By combining the regulatory authority and financial support of the federal government with the efficiency of the private sector, crop insurance has succeeded in surpassing the goals set forth by Congress for broad participation, diversity and inclusion. Today, crop insurance is the centerpiece of the farm safety net.

And contracts are the mortar that holds it all together, protecting everyone involved—from the farmer, to the insurers, to the American taxpayer.

Here’s how it is structured: First, a farmer works with a crop insurance agent to tailor a risk management product that is best suited for his or her operation. This policy, or contract, clearly spells out the terms of coverage and the responsibilities of the farmer in growing and caring for crops.

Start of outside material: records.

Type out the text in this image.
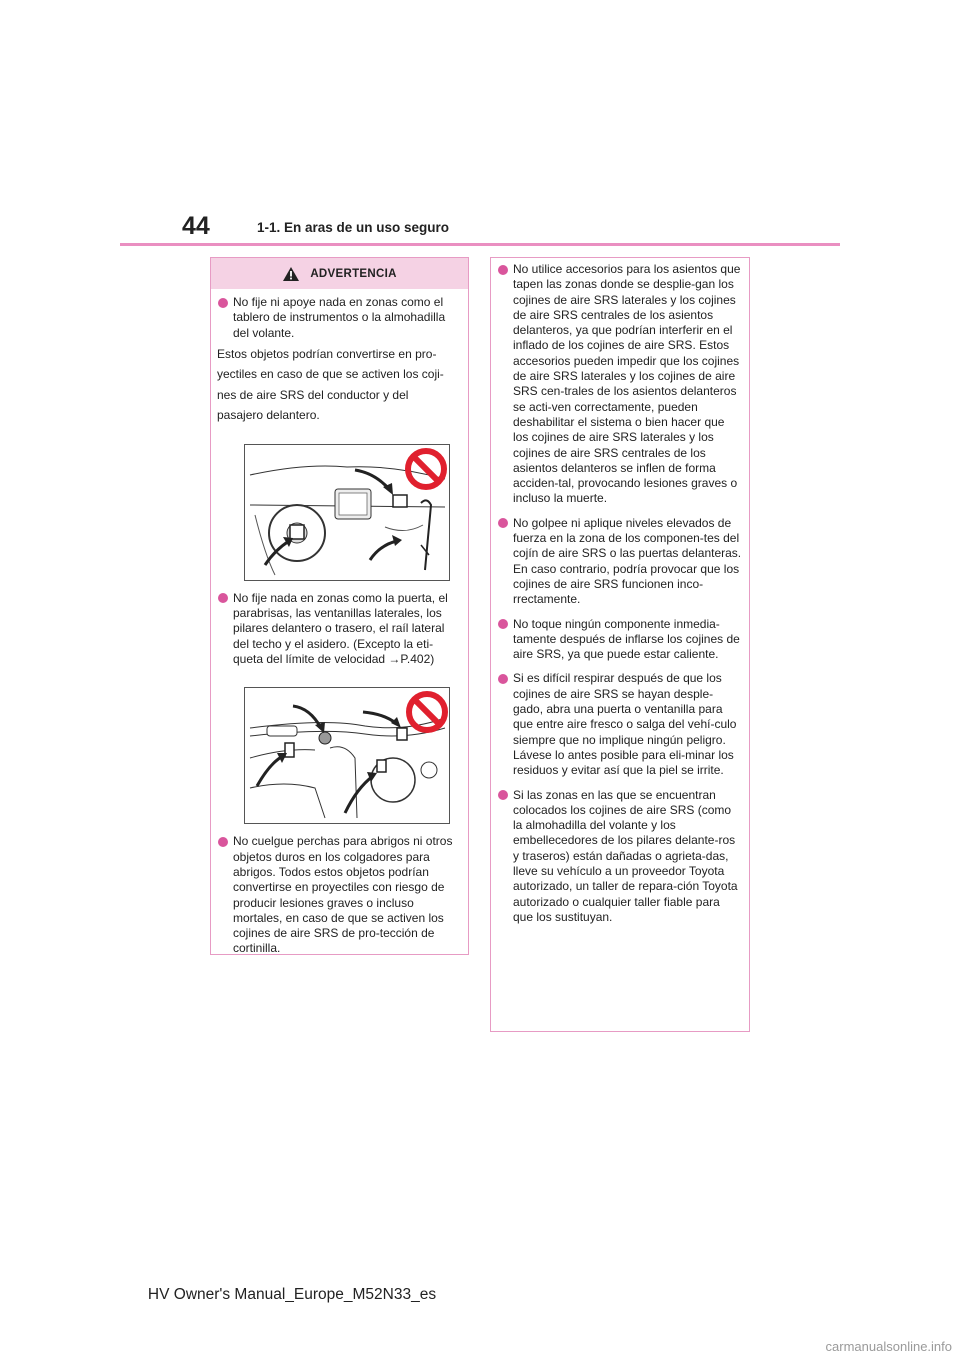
44	1-1. En aras de un uso seguro
ADVERTENCIA
No fije ni apoye nada en zonas como el tablero de instrumentos o la almohadilla del volante.

Estos objetos podrían convertirse en pro-

yectiles en caso de que se activen los coji-

nes de aire SRS del conductor y del

pasajero delantero.

No fije nada en zonas como la puerta, el parabrisas, las ventanillas laterales, los pilares delantero o trasero, el raíl lateral del techo y el asidero. (Excepto la eti-queta del límite de velocidad →P.402)
No cuelgue perchas para abrigos ni otros objetos duros en los colgadores para abrigos. Todos estos objetos podrían convertirse en proyectiles con riesgo de producir lesiones graves o incluso mortales, en caso de que se activen los cojines de aire SRS de pro-tección de cortinilla.
No utilice accesorios para los asientos que tapen las zonas donde se desplie-gan los cojines de aire SRS laterales y los cojines de aire SRS centrales de los asientos delanteros, ya que podrían interferir en el inflado de los cojines de aire SRS. Estos accesorios pueden impedir que los cojines de aire SRS laterales y los cojines de aire SRS cen-trales de los asientos delanteros se acti-ven correctamente, pueden deshabilitar el sistema o bien hacer que los cojines de aire SRS laterales y los cojines de aire SRS centrales de los asientos delanteros se inflen de forma acciden-tal, provocando lesiones graves o incluso la muerte.
No golpee ni aplique niveles elevados de fuerza en la zona de los componen-tes del cojín de aire SRS o las puertas delanteras.
En caso contrario, podría provocar que los cojines de aire SRS funcionen inco-rrectamente.
No toque ningún componente inmedia-tamente después de inflarse los cojines de aire SRS, ya que puede estar caliente.
Si es difícil respirar después de que los cojines de aire SRS se hayan desple-gado, abra una puerta o ventanilla para que entre aire fresco o salga del vehí-culo siempre que no implique ningún peligro. Lávese lo antes posible para eli-minar los residuos y evitar así que la piel se irrite.
Si las zonas en las que se encuentran colocados los cojines de aire SRS (como la almohadilla del volante y los embellecedores de los pilares delante-ros y traseros) están dañadas o agrieta-das, lleve su vehículo a un proveedor Toyota autorizado, un taller de repara-ción Toyota autorizado o cualquier taller fiable para que los sustituyan.
HV Owner's Manual_Europe_M52N33_es
carmanualsonline.info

The crop insurance agent that sells the policy and serves a liaison between the farmer and insurance provider, in turn, has a contract with the crop insurance company that defines record-keeping and communications requirements, as well as compensation.

And crop insurers have a contract with the Federal Crop Insurance Corporation (FCIC). This Standard Reinsurance Agreement (SRA) underpins the public-private partnership that makes crop insurance unique.

The latest SRA took effect in 2011, and it defines the risk-sharing and cost-sharing arrangements between the U.S. Department of Agriculture (USDA) and insurance providers. It also details the methodology for premium rate setting by the government, reimbursements for product delivery, reinsurance terms, as well as underwriting and other regulatory requirements for insurers.

In other words, nothing is left to chance. The rules are clearly laid out and understood by all parties, and all parties know that they are being treated equitably.

This is especially important during times of crisis, when claims must be adjusted as quickly as possible so indemnities can be provided in a timely fashion. Simply put, time cannot be wasted with questions about process or squabbling about who is responsible for covering what losses.

That is a far cry from the days of ad hoc disaster bills, when Congress had to pass legislation after a disaster and the USDA had to write rules before farmers could apply for aid.

Today’s contract-based system usually results in indemnities being delivered within 30 days of a claim being finalized. And the accuracy of payments is notable.

According to the USDA, crop insurance’s improper payment rate for 2016 was twice as impressive as other government programs – 2 percent compared to the 4.67 percent government-wide average.